Possiamo fare anche di peggio usando la biologia nella nostra “missione” per la sostenibilità. La biologia cambia da luogo a luogo (è per questo che c’è la biodiversità) e si evolve nel corso del tempo (ciò che chiamiamo evoluzione), quindi l’unico modo per ottenere risultati prevedibili è giocare con i geni (ogm), controllare con la chimica (pesticidi, erbicidi, fertilizzanti) e con la fisica (acqua, serre). Naturalmente questo va contro tutto ciò che vive e prospera sul nostro pianeta, e non è una sorpresa che il genere umano sprechi acqua ed energia come nessun altra specie sulla Terra.
Abbiamo solo bisogno di “cavalcare l’onda” delle forze che ci sono in natura, come descritto in fisica, come punto di partenza invece di “creare le onde” che consumano tutte le nostre energie… senza raggiungere gli obiettivi che ci poniamo.

In conclusione cita il Bhutan, ci dice qualcosa in merito a questo “paese lontano lontano”? Sono davvero felici? Perché?
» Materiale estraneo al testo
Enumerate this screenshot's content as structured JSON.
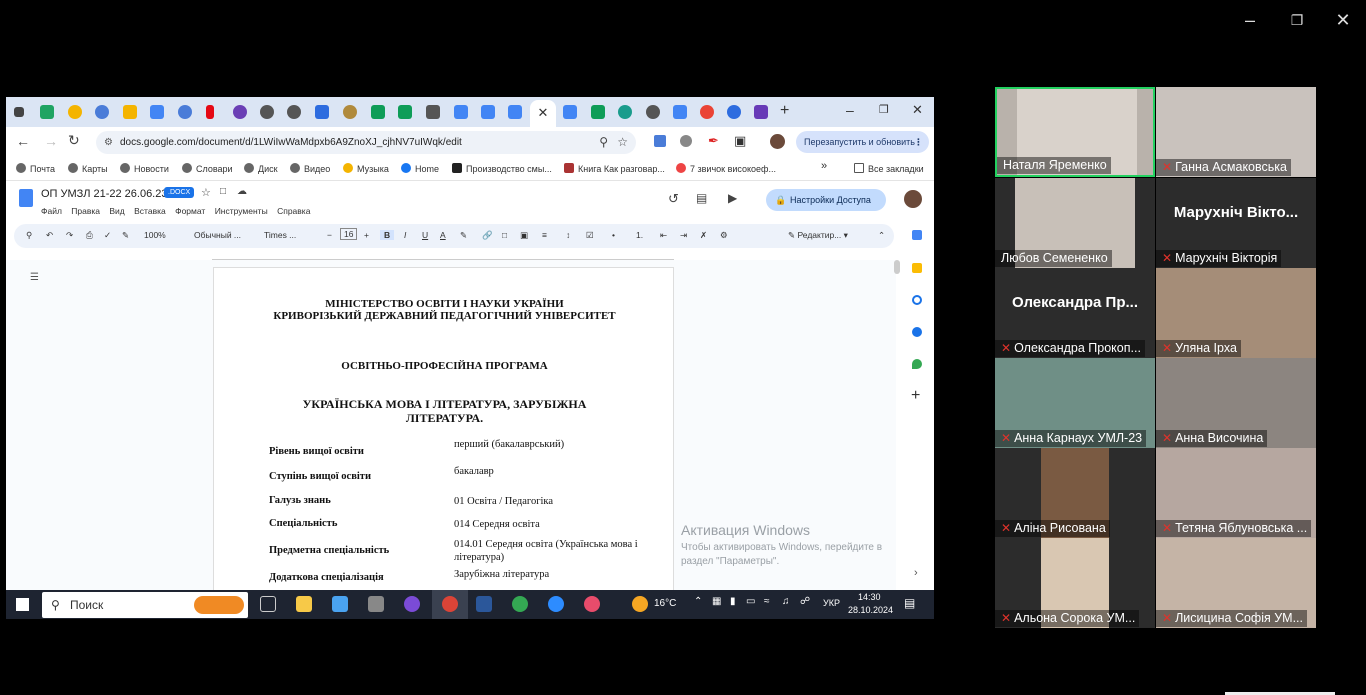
{
  "window": {
    "minimize_icon": "minimize-icon",
    "restore_icon": "restore-icon",
    "close_icon": "close-icon"
  },
  "browser": {
    "url": "docs.google.com/document/d/1LWiIwWaMdpxb6A9ZnoXJ_cjhNV7uIWqk/edit",
    "relaunch_label": "Перезапустить и обновить",
    "bookmarks": [
      "Почта",
      "Карты",
      "Новости",
      "Словари",
      "Диск",
      "Видео",
      "Музыка",
      "Home",
      "Производство смы...",
      "Книга Как разговар...",
      "7 звичок високоеф..."
    ],
    "all_bookmarks": "Все закладки"
  },
  "docs": {
    "title": "ОП УМЗЛ 21-22 26.06.23",
    "badge": ".DOCX",
    "menus": [
      "Файл",
      "Правка",
      "Вид",
      "Вставка",
      "Формат",
      "Инструменты",
      "Справка"
    ],
    "share_label": "Настройки Доступа",
    "toolbar": {
      "zoom": "100%",
      "style": "Обычный ...",
      "font": "Times ...",
      "font_size": "16",
      "mode": "Редактир..."
    }
  },
  "page": {
    "heading1": "МІНІСТЕРСТВО ОСВІТИ І НАУКИ УКРАЇНИ",
    "heading2": "КРИВОРІЗЬКИЙ ДЕРЖАВНИЙ ПЕДАГОГІЧНИЙ УНІВЕРСИТЕТ",
    "program": "ОСВІТНЬО-ПРОФЕСІЙНА ПРОГРАМА",
    "program_name1": "УКРАЇНСЬКА МОВА І ЛІТЕРАТУРА, ЗАРУБІЖНА",
    "program_name2": "ЛІТЕРАТУРА.",
    "rows": [
      {
        "label": "Рівень вищої освіти",
        "value": "перший (бакалаврський)"
      },
      {
        "label": "Ступінь вищої освіти",
        "value": "бакалавр"
      },
      {
        "label": "Галузь знань",
        "value": "01 Освіта / Педагогіка"
      },
      {
        "label": "Спеціальність",
        "value": "014 Середня освіта"
      },
      {
        "label": "Предметна спеціальність",
        "value": "014.01 Середня освіта (Українська мова і література)"
      },
      {
        "label": "Додаткова спеціалізація",
        "value": "Зарубіжна література"
      }
    ]
  },
  "activation": {
    "title": "Активация Windows",
    "text": "Чтобы активировать Windows, перейдите в раздел \"Параметры\"."
  },
  "taskbar": {
    "search": "Поиск",
    "weather": "16°C",
    "lang": "УКР",
    "time": "14:30",
    "date": "28.10.2024"
  },
  "participants": [
    {
      "name": "Наталя Яременко",
      "muted": false,
      "big": ""
    },
    {
      "name": "Ганна Асмаковська",
      "muted": true,
      "big": ""
    },
    {
      "name": "Любов Семененко",
      "muted": false,
      "big": ""
    },
    {
      "name": "Марухніч Вікторія",
      "muted": true,
      "big": "Марухніч Вікто..."
    },
    {
      "name": "Олександра Прокоп...",
      "muted": true,
      "big": "Олександра Пр..."
    },
    {
      "name": "Уляна Ірха",
      "muted": true,
      "big": ""
    },
    {
      "name": "Анна Карнаух УМЛ-23",
      "muted": true,
      "big": ""
    },
    {
      "name": "Анна Височина",
      "muted": true,
      "big": ""
    },
    {
      "name": "Аліна Рисована",
      "muted": true,
      "big": ""
    },
    {
      "name": "Тетяна Яблуновська ...",
      "muted": true,
      "big": ""
    },
    {
      "name": "Альона Сорока УМ...",
      "muted": true,
      "big": ""
    },
    {
      "name": "Лисицина Софія УМ...",
      "muted": true,
      "big": ""
    }
  ]
}
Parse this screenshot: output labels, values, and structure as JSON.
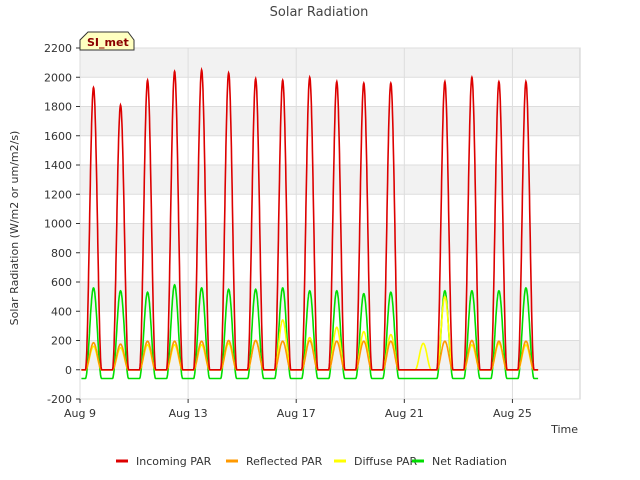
{
  "chart_data": {
    "type": "line",
    "title": "Solar Radiation",
    "xlabel": "Time",
    "ylabel": "Solar Radiation (W/m2 or um/m2/s)",
    "ylim": [
      -200,
      2200
    ],
    "xlim": [
      0,
      18.5
    ],
    "yticks": [
      -200,
      0,
      200,
      400,
      600,
      800,
      1000,
      1200,
      1400,
      1600,
      1800,
      2000,
      2200
    ],
    "xticks": [
      {
        "label": "Aug 9",
        "day": 0
      },
      {
        "label": "Aug 13",
        "day": 4
      },
      {
        "label": "Aug 17",
        "day": 8
      },
      {
        "label": "Aug 21",
        "day": 12
      },
      {
        "label": "Aug 25",
        "day": 16
      }
    ],
    "grid": true,
    "legend_position": "bottom",
    "site_label": "SI_met",
    "series": [
      {
        "name": "Incoming PAR",
        "color": "#dd0000",
        "x_day": [
          0.5,
          1.5,
          2.5,
          3.5,
          4.5,
          5.5,
          6.5,
          7.5,
          8.5,
          9.5,
          10.5,
          11.5,
          13.5,
          14.5,
          15.5,
          16.5
        ],
        "peak_values": [
          1930,
          1810,
          1980,
          2040,
          2050,
          2030,
          1990,
          1980,
          2000,
          1970,
          1960,
          1960,
          1970,
          2000,
          1970,
          1970
        ]
      },
      {
        "name": "Reflected PAR",
        "color": "#ff9900",
        "x_day": [
          0.5,
          1.5,
          2.5,
          3.5,
          4.5,
          5.5,
          6.5,
          7.5,
          8.5,
          9.5,
          10.5,
          11.5,
          13.5,
          14.5,
          15.5,
          16.5
        ],
        "peak_values": [
          185,
          175,
          195,
          195,
          195,
          200,
          200,
          195,
          200,
          195,
          195,
          195,
          195,
          200,
          195,
          195
        ]
      },
      {
        "name": "Diffuse PAR",
        "color": "#ffff00",
        "x_day": [
          0.5,
          1.5,
          2.5,
          3.5,
          4.5,
          5.5,
          6.5,
          7.5,
          8.5,
          9.5,
          10.5,
          11.5,
          12.7,
          13.5,
          14.5,
          15.5,
          16.5
        ],
        "peak_values": [
          160,
          150,
          170,
          170,
          170,
          180,
          200,
          340,
          220,
          290,
          260,
          240,
          180,
          500,
          170,
          180,
          170
        ]
      },
      {
        "name": "Net Radiation",
        "color": "#00dd00",
        "x_day": [
          0.5,
          1.5,
          2.5,
          3.5,
          4.5,
          5.5,
          6.5,
          7.5,
          8.5,
          9.5,
          10.5,
          11.5,
          13.5,
          14.5,
          15.5,
          16.5
        ],
        "peak_values": [
          560,
          540,
          530,
          580,
          560,
          550,
          550,
          560,
          540,
          540,
          520,
          530,
          540,
          540,
          540,
          560
        ],
        "night_value": -60
      }
    ]
  }
}
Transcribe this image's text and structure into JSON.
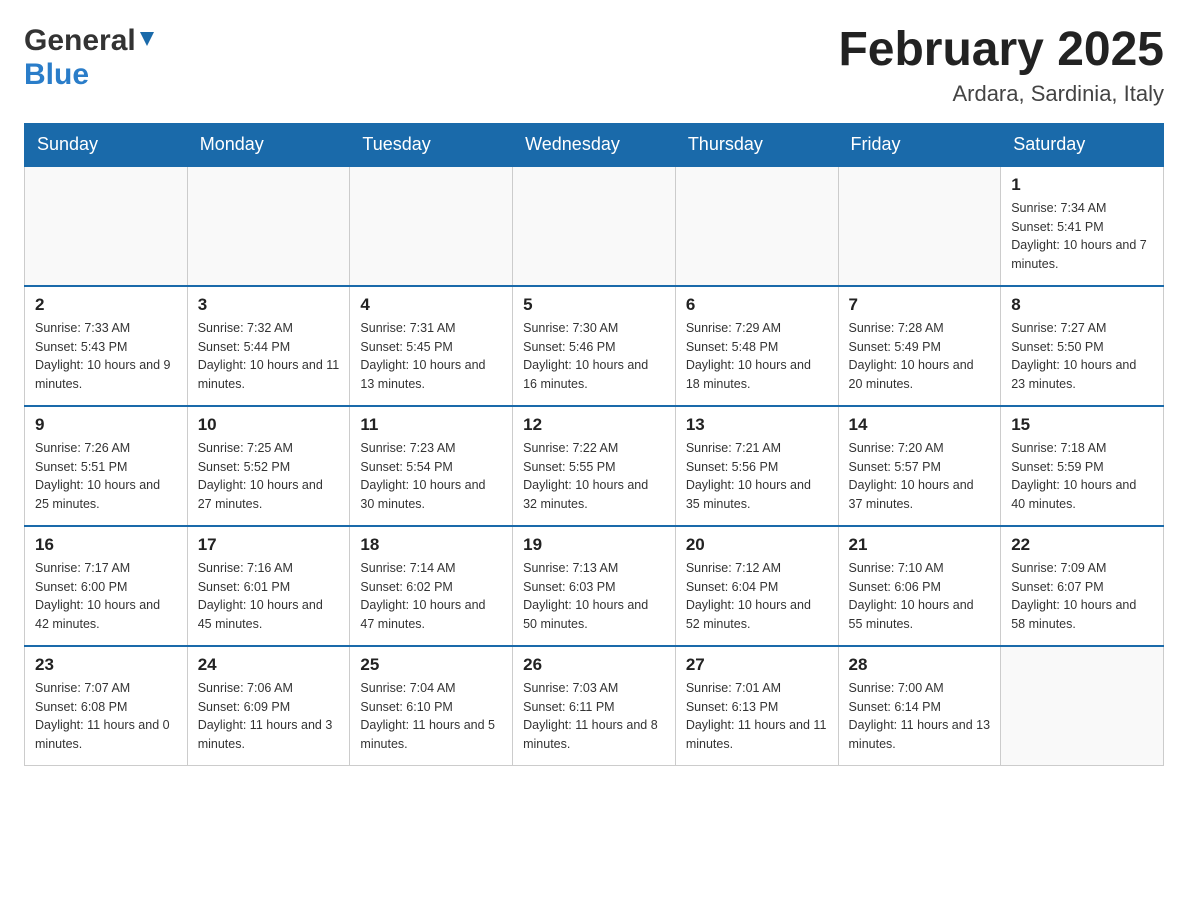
{
  "header": {
    "logo": {
      "general": "General",
      "blue": "Blue"
    },
    "title": "February 2025",
    "location": "Ardara, Sardinia, Italy"
  },
  "days_of_week": [
    "Sunday",
    "Monday",
    "Tuesday",
    "Wednesday",
    "Thursday",
    "Friday",
    "Saturday"
  ],
  "weeks": [
    [
      {
        "day": "",
        "info": ""
      },
      {
        "day": "",
        "info": ""
      },
      {
        "day": "",
        "info": ""
      },
      {
        "day": "",
        "info": ""
      },
      {
        "day": "",
        "info": ""
      },
      {
        "day": "",
        "info": ""
      },
      {
        "day": "1",
        "info": "Sunrise: 7:34 AM\nSunset: 5:41 PM\nDaylight: 10 hours and 7 minutes."
      }
    ],
    [
      {
        "day": "2",
        "info": "Sunrise: 7:33 AM\nSunset: 5:43 PM\nDaylight: 10 hours and 9 minutes."
      },
      {
        "day": "3",
        "info": "Sunrise: 7:32 AM\nSunset: 5:44 PM\nDaylight: 10 hours and 11 minutes."
      },
      {
        "day": "4",
        "info": "Sunrise: 7:31 AM\nSunset: 5:45 PM\nDaylight: 10 hours and 13 minutes."
      },
      {
        "day": "5",
        "info": "Sunrise: 7:30 AM\nSunset: 5:46 PM\nDaylight: 10 hours and 16 minutes."
      },
      {
        "day": "6",
        "info": "Sunrise: 7:29 AM\nSunset: 5:48 PM\nDaylight: 10 hours and 18 minutes."
      },
      {
        "day": "7",
        "info": "Sunrise: 7:28 AM\nSunset: 5:49 PM\nDaylight: 10 hours and 20 minutes."
      },
      {
        "day": "8",
        "info": "Sunrise: 7:27 AM\nSunset: 5:50 PM\nDaylight: 10 hours and 23 minutes."
      }
    ],
    [
      {
        "day": "9",
        "info": "Sunrise: 7:26 AM\nSunset: 5:51 PM\nDaylight: 10 hours and 25 minutes."
      },
      {
        "day": "10",
        "info": "Sunrise: 7:25 AM\nSunset: 5:52 PM\nDaylight: 10 hours and 27 minutes."
      },
      {
        "day": "11",
        "info": "Sunrise: 7:23 AM\nSunset: 5:54 PM\nDaylight: 10 hours and 30 minutes."
      },
      {
        "day": "12",
        "info": "Sunrise: 7:22 AM\nSunset: 5:55 PM\nDaylight: 10 hours and 32 minutes."
      },
      {
        "day": "13",
        "info": "Sunrise: 7:21 AM\nSunset: 5:56 PM\nDaylight: 10 hours and 35 minutes."
      },
      {
        "day": "14",
        "info": "Sunrise: 7:20 AM\nSunset: 5:57 PM\nDaylight: 10 hours and 37 minutes."
      },
      {
        "day": "15",
        "info": "Sunrise: 7:18 AM\nSunset: 5:59 PM\nDaylight: 10 hours and 40 minutes."
      }
    ],
    [
      {
        "day": "16",
        "info": "Sunrise: 7:17 AM\nSunset: 6:00 PM\nDaylight: 10 hours and 42 minutes."
      },
      {
        "day": "17",
        "info": "Sunrise: 7:16 AM\nSunset: 6:01 PM\nDaylight: 10 hours and 45 minutes."
      },
      {
        "day": "18",
        "info": "Sunrise: 7:14 AM\nSunset: 6:02 PM\nDaylight: 10 hours and 47 minutes."
      },
      {
        "day": "19",
        "info": "Sunrise: 7:13 AM\nSunset: 6:03 PM\nDaylight: 10 hours and 50 minutes."
      },
      {
        "day": "20",
        "info": "Sunrise: 7:12 AM\nSunset: 6:04 PM\nDaylight: 10 hours and 52 minutes."
      },
      {
        "day": "21",
        "info": "Sunrise: 7:10 AM\nSunset: 6:06 PM\nDaylight: 10 hours and 55 minutes."
      },
      {
        "day": "22",
        "info": "Sunrise: 7:09 AM\nSunset: 6:07 PM\nDaylight: 10 hours and 58 minutes."
      }
    ],
    [
      {
        "day": "23",
        "info": "Sunrise: 7:07 AM\nSunset: 6:08 PM\nDaylight: 11 hours and 0 minutes."
      },
      {
        "day": "24",
        "info": "Sunrise: 7:06 AM\nSunset: 6:09 PM\nDaylight: 11 hours and 3 minutes."
      },
      {
        "day": "25",
        "info": "Sunrise: 7:04 AM\nSunset: 6:10 PM\nDaylight: 11 hours and 5 minutes."
      },
      {
        "day": "26",
        "info": "Sunrise: 7:03 AM\nSunset: 6:11 PM\nDaylight: 11 hours and 8 minutes."
      },
      {
        "day": "27",
        "info": "Sunrise: 7:01 AM\nSunset: 6:13 PM\nDaylight: 11 hours and 11 minutes."
      },
      {
        "day": "28",
        "info": "Sunrise: 7:00 AM\nSunset: 6:14 PM\nDaylight: 11 hours and 13 minutes."
      },
      {
        "day": "",
        "info": ""
      }
    ]
  ]
}
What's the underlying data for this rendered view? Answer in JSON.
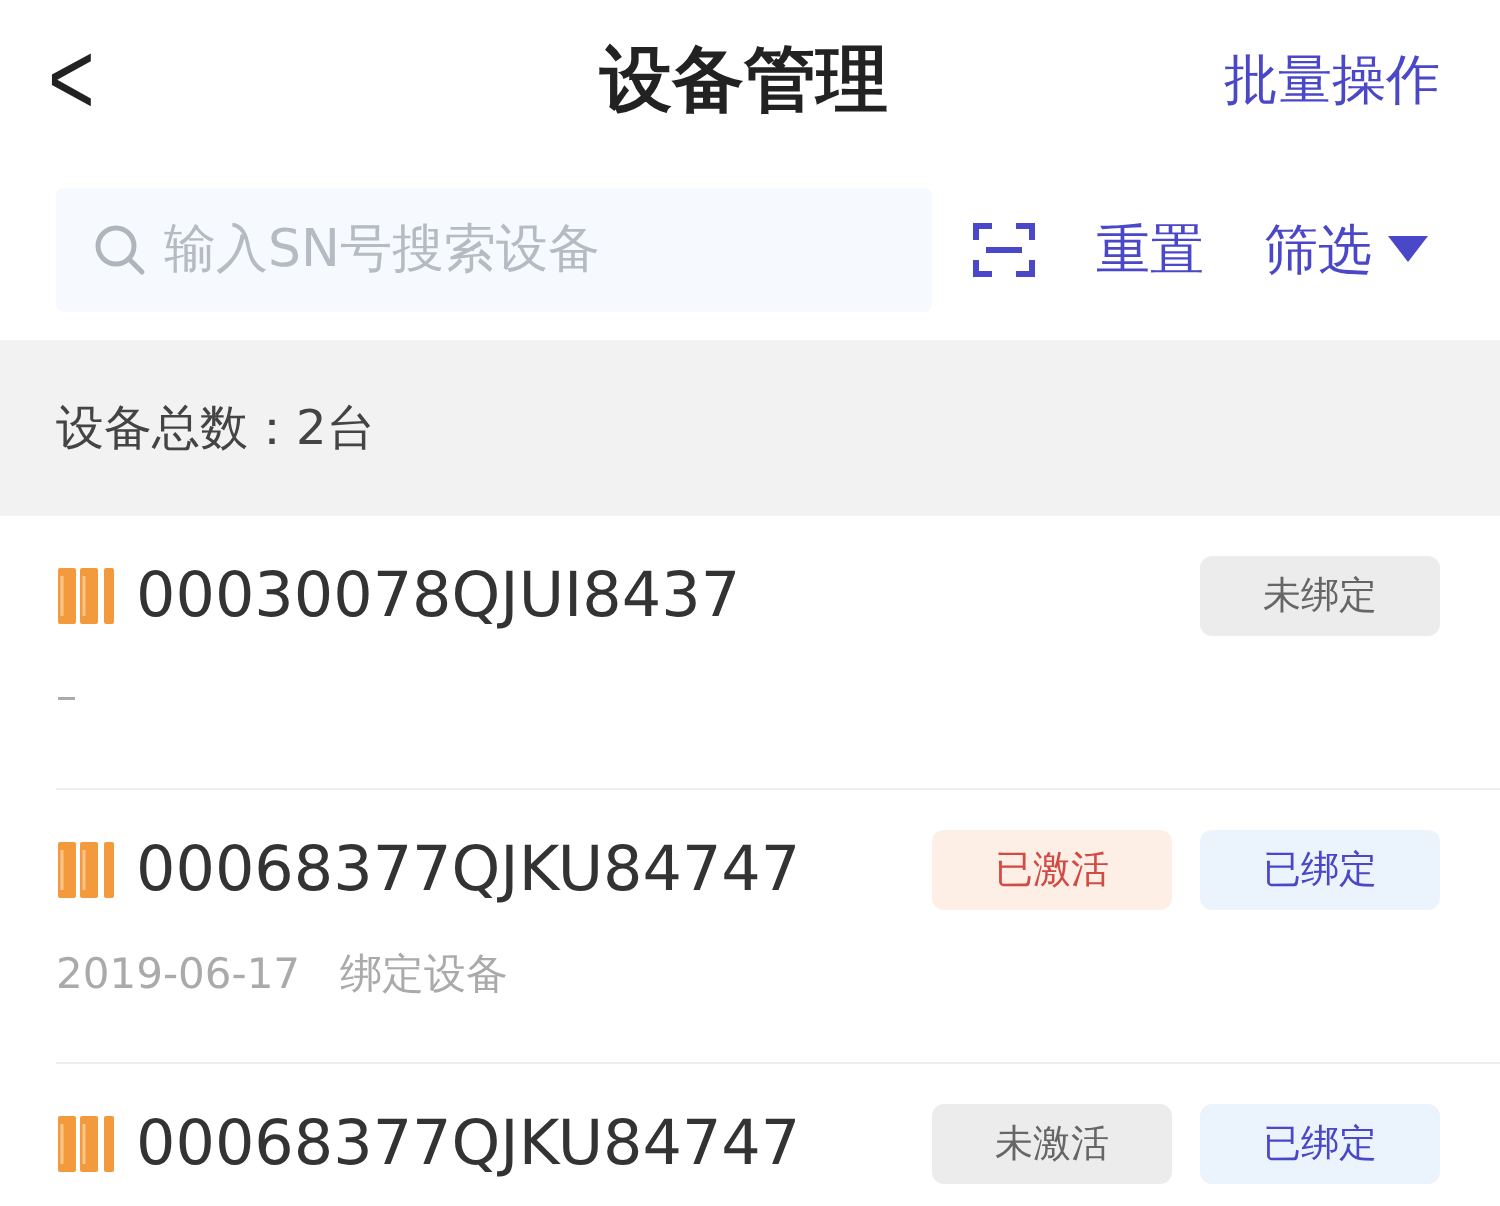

Bhutan. Beh, un paese singolare a un bivio. Tutta l’agricoltura è biologica (ad eccezione di alcuni campi di patate). Ogni cittadino ha il diritto costituzionale alla medicina tradizionale. Lo stato si rifiuta di vendere le sigarette perché non vuole capitalizzare sulla morte. Le miniere sono chiuse poiché rovinano il paesaggio. Il cibo spazzatura (junk food) viene tassato allo stesso modo delle auto di lusso di importazione! Questa nazione è una realtà. Da quasi 40 anni per la pianificazione dello sviluppo economico, ha imposto indici in grado di valutare sia la crescita monetaria sia quella della felicità.
Quando il Primo Ministro ha letto il mio libro mi ha chiesto di individuare i migliori progetti per il suo paese e ora abbiamo un piano di sviluppo nazionale che prevede lo sviluppo economico dell’Himalaya tenendo in considerazione la felicità del popolo in base alla loro concezione buddista. Esso comprende anche la creazione di una nuova banca, la Banca della Felicità Nazionale Lorda… un’opportunità straordinaria.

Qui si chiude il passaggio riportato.